Katerina Giannouka leaves her post as CEO after a little over a year.

Josh Corder

Katerina Giannouka has left Jumeirah Group one year into her time as CEO, confirms an internal document seen by Skift. The document is attributed to Jumeirah’s owning company Dubai Holding group CEO Amit Kaushal and was circulated to leaders in the organization.

“I wanted to share an important update at Jumeirah Group. “Today, Katerina Giannouka sadly steps down as Chief Executive Officer, taking time to address some family matters before embarking on new opportunities outside of the Group,” reads the letter signed by Kaushal.

The letter also mentions that Giannouka will remain in Dubai “in the immediate future.”

Commenting on her departure, Giannouka, said: “It has been an honor to work with Jumeirah Group and Dubai Holding, and to have put in place the foundations for accelerated growth through 2030 and beyond. I extend my best wishes to Jumeirah and the entire team’s continued success.”

With Giannouka departing, Thomas B. Meier is again the most senior member of the company, having been chief operating officer since 2021. The letter mentions that Meier will serve as interim CEO, just as he did when previous CEO Jose Silva left, until a replacement is found.

The group is expected to release a statement on Tuesday morning.

Katerina Giannouka’s Career

Giannouka officially joined Jumeirah in December 2022, taking on the state-owned company rights after Silva’s surprise exit from the company.

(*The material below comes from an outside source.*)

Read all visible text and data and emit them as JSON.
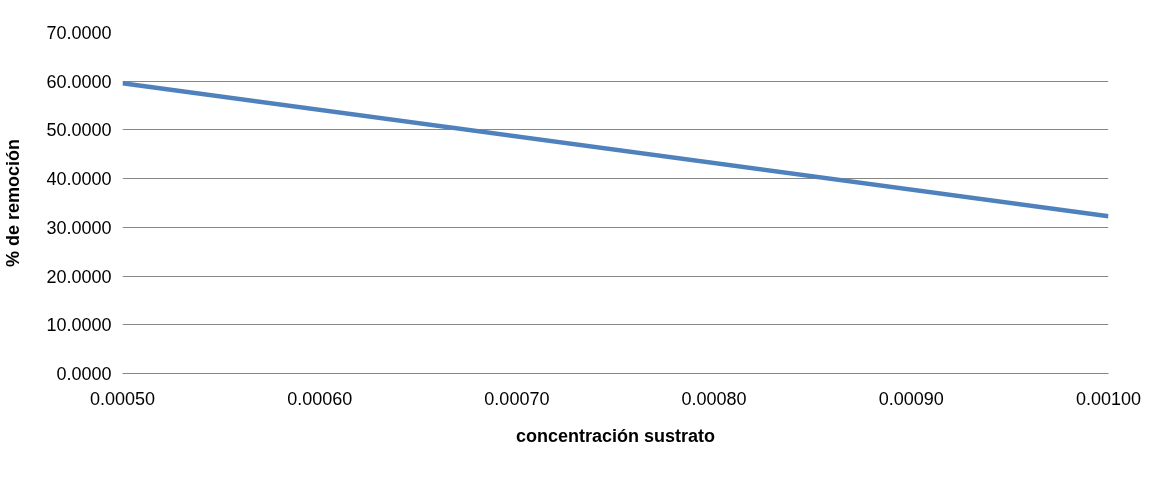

Giannouka joined the luxe operator from Radisson, where she was Asia Pacific president from 2017. Before that, she was a development vice president for Rosewood across Asia Pacific and China.

At the time of her hiring, she was Jumeirah’s first female CEO and one of the few female executives in the industry.

During her brief tenure, she set out to double the group’s portfolio, notably focusing more on signing hotels outside of the United Arab Emirates. Her predecessors had similar goals, but she set out to double the group’s footprint by 2030 and turn it into a global brand.